• Pendules ART DECO



    ART DECO clock

    JAZ - the success of the 1930's

    As early as 1924, Jaz began exporting clocks not only to other clock producing countries in Europe, but also to the Americas and to the Far-East. As its reputation grew, so did the number of models as well as technical improvements of the mechanical movements. Until 11930, most of its clock models were round clocks in brass, chrome or small square ladies clocks in the same materials. Then in the early 1930's, aa new material came onto the market that would revolutionize manufacturing: Bakelite. As Jaz preferred to customize its components, it named the bakelite used in its model Jazolite. Coinciding with new casings was the new major technical advancement of an 8 - day movement to replace the 30 hour movement. New clocks now only required winding every week instead of every day. New alarm clock models began filling the shelves and Jaz strongly promoted the idea of a clock in every room in the house including the kitchen.
    Berric model 1935
    Lotic model 1934
    Lorric Model 1937
    Persic model 1938
    Lucic Model 1935
    Every model produced came in different dials, with luminous or non luminous hands but the same finish that could be kept pristine with a simple wipe of a cloth.
    In 1934 they produced a large mantle sized clock using a new type of movement that was almost silent and did not include an alarm . The Silentic had something unique: a tiny triangle in the  12 indicating that the clock needed to be wound when it showed red.
    Gotic model 1931
    Janic model 1934
    Romic  model 1931
    While bakelite was widely used in a large selection of clocks, other materials (brass, chrome and porcelaine) continued to be utilized in an ever expanding line of models.
    The Romic (left) was one of the most popular models. Its use of shiny chrome, the semi-circular design, the 'beehive' hands and the luminous numbers appealed to the Art Deco style.
    With its expanding markets, Jaz began print advertising and to distinguish it from its competitors, most of its ads were in black and red on a white background.
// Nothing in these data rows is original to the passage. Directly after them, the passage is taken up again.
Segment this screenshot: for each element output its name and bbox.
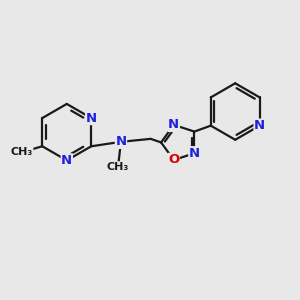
Text: N: N: [168, 118, 179, 131]
Text: CH₃: CH₃: [107, 162, 129, 172]
Text: N: N: [189, 147, 200, 160]
Text: N: N: [61, 154, 72, 167]
Text: O: O: [168, 153, 179, 167]
Text: N: N: [254, 119, 265, 132]
Text: N: N: [86, 112, 97, 124]
Text: CH₃: CH₃: [11, 147, 33, 157]
Text: CH₃: CH₃: [107, 162, 129, 172]
Text: N: N: [116, 135, 127, 148]
Text: CH₃: CH₃: [11, 147, 33, 157]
    Jaz was the leader in the number of styles, models and overall sales until WWII, when materials became rarer and workers were drafted into military service.
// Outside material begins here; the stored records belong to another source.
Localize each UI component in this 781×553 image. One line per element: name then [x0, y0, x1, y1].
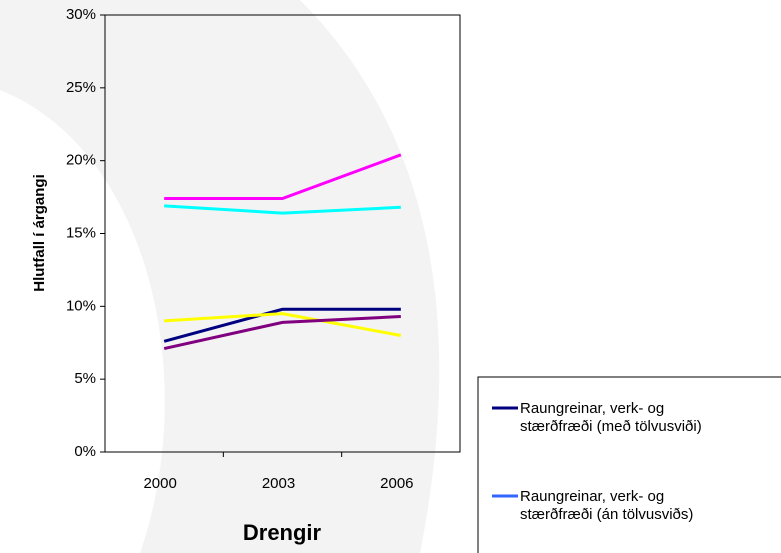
series-line [163, 307, 401, 343]
series-line [164, 204, 401, 215]
x-tick-label: 2003 [262, 475, 295, 492]
x-tick-label: 2006 [380, 475, 413, 492]
series-line [164, 312, 402, 337]
y-axis-title: Hlutfall í árgangi [31, 174, 48, 292]
series-line [163, 315, 401, 351]
legend-label: Raungreinar, verk- og stærðfræði (án töl… [520, 488, 694, 523]
y-tick-label: 15% [66, 224, 96, 241]
x-axis-title: Drengir [243, 520, 322, 545]
y-tick-label: 25% [66, 79, 96, 96]
y-tick-label: 0% [74, 443, 96, 460]
y-tick-label: 20% [66, 152, 96, 169]
x-tick-label: 2000 [143, 475, 176, 492]
y-tick-label: 30% [66, 6, 96, 23]
series-line [164, 153, 402, 201]
legend-box [477, 376, 781, 553]
background-shape [0, 0, 440, 553]
legend-label: Raungreinar, verk- og stærðfræði (með tö… [520, 400, 702, 435]
y-tick-label: 10% [66, 297, 96, 314]
y-tick-label: 5% [74, 370, 96, 387]
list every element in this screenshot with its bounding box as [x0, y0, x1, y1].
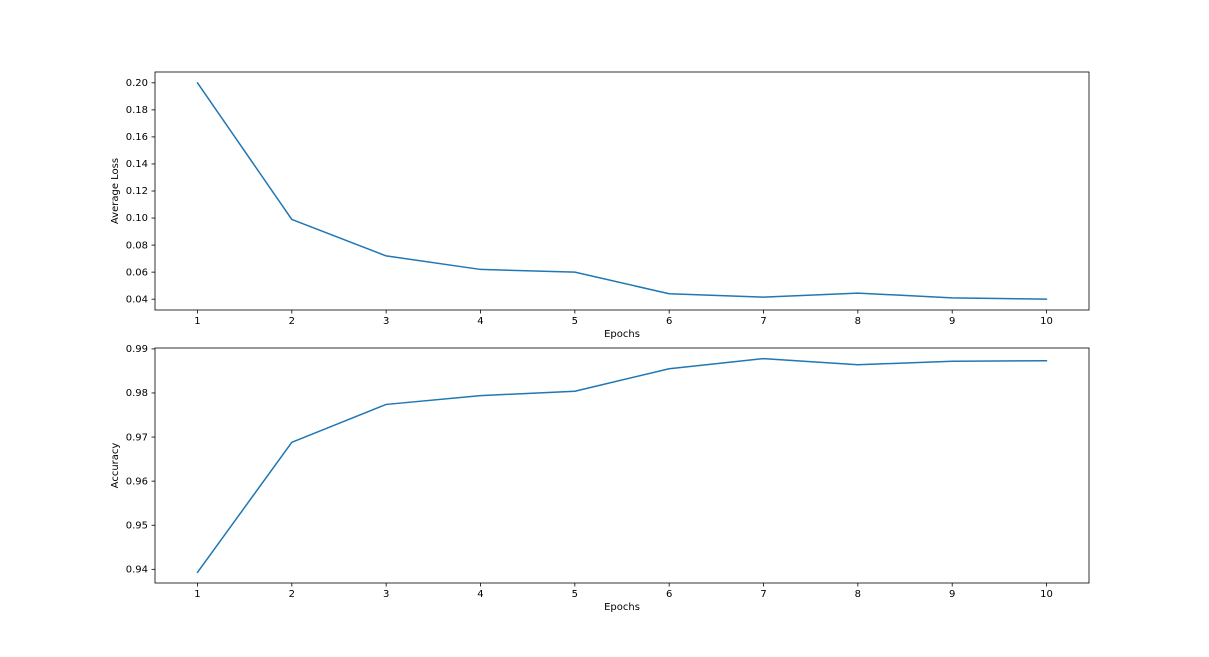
accuracy-x-tick-label: 4 [477, 589, 483, 600]
loss-ylabel: Average Loss [110, 158, 121, 224]
accuracy-x-tick-label: 8 [855, 589, 861, 600]
loss-x-tick-label: 4 [477, 316, 483, 327]
loss-x-tick-label: 5 [572, 316, 578, 327]
accuracy-chart: 1 2 3 4 5 6 7 8 9 10 0.94 0.95 0.96 0.97 0.98 0.99 Epoch… [110, 344, 1090, 613]
accuracy-y-tick-label: 0.94 [126, 565, 148, 576]
accuracy-xlabel: Epochs [604, 602, 640, 613]
accuracy-x-tick-label: 5 [572, 589, 578, 600]
accuracy-x-tick-label: 9 [949, 589, 955, 600]
loss-x-tick-label: 2 [289, 316, 295, 327]
loss-y-tick-label: 0.18 [126, 105, 148, 116]
loss-x-tick-label: 3 [383, 316, 389, 327]
average-loss-line [196, 82, 1048, 300]
loss-y-tick-label: 0.12 [126, 186, 148, 197]
accuracy-x-tick-label: 10 [1040, 589, 1053, 600]
accuracy-ylabel: Accuracy [110, 443, 121, 489]
loss-y-tick-label: 0.04 [126, 294, 148, 305]
loss-xlabel: Epochs [604, 329, 640, 340]
loss-x-tick-label: 10 [1040, 316, 1053, 327]
accuracy-line [196, 357, 1048, 574]
loss-y-tick-label: 0.14 [126, 159, 148, 170]
loss-x-tick-label: 6 [666, 316, 672, 327]
accuracy-x-tick-label: 2 [289, 589, 295, 600]
accuracy-x-tick-label: 7 [760, 589, 766, 600]
loss-plot-border [154, 71, 1090, 311]
loss-y-tick-label: 0.06 [126, 267, 148, 278]
accuracy-y-tick-label: 0.99 [126, 344, 148, 355]
loss-x-tick-label: 7 [760, 316, 766, 327]
accuracy-x-tick-label: 3 [383, 589, 389, 600]
loss-y-tick-label: 0.20 [126, 78, 148, 89]
loss-x-tick-label: 1 [194, 316, 200, 327]
accuracy-x-tick-label: 6 [666, 589, 672, 600]
loss-x-tick-label: 8 [855, 316, 861, 327]
loss-y-tick-label: 0.08 [126, 240, 148, 251]
accuracy-x-tick-label: 1 [194, 589, 200, 600]
loss-chart: 1 2 3 4 5 6 7 8 9 10 0.04 0.06 0.08 0.10 0.12 0.14 0.16 0… [110, 71, 1090, 340]
accuracy-plot-border [154, 347, 1090, 584]
accuracy-y-tick-label: 0.98 [126, 388, 148, 399]
loss-y-tick-label: 0.10 [126, 213, 148, 224]
accuracy-y-tick-label: 0.96 [126, 476, 148, 487]
accuracy-y-tick-label: 0.97 [126, 432, 148, 443]
loss-x-tick-label: 9 [949, 316, 955, 327]
loss-y-tick-label: 0.16 [126, 132, 148, 143]
accuracy-y-tick-label: 0.95 [126, 520, 148, 531]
    Until 1941, all Jaz clocks had the word JAZ stamped on the dial above the 6.
    When the Third Reich invaded France, the Nazis objected to the use of the word JAZ because it was interpreted as a symbol of 'decadent American music'. To circumvent their objection (and possible closure of the production plants) the directors explained that the name JAZ referred to a small bird, the Jaseur Boréal and bore no relation to the music. As a result, all clocks manufactured after 1942 had a little bird stamped above the Jaz name. The bird's tail was directed downward and this was used until 1967, when the bird's tail was then directed upward.
    After 1975, the bird disappeared and the name JAZ now appeared under the number 12.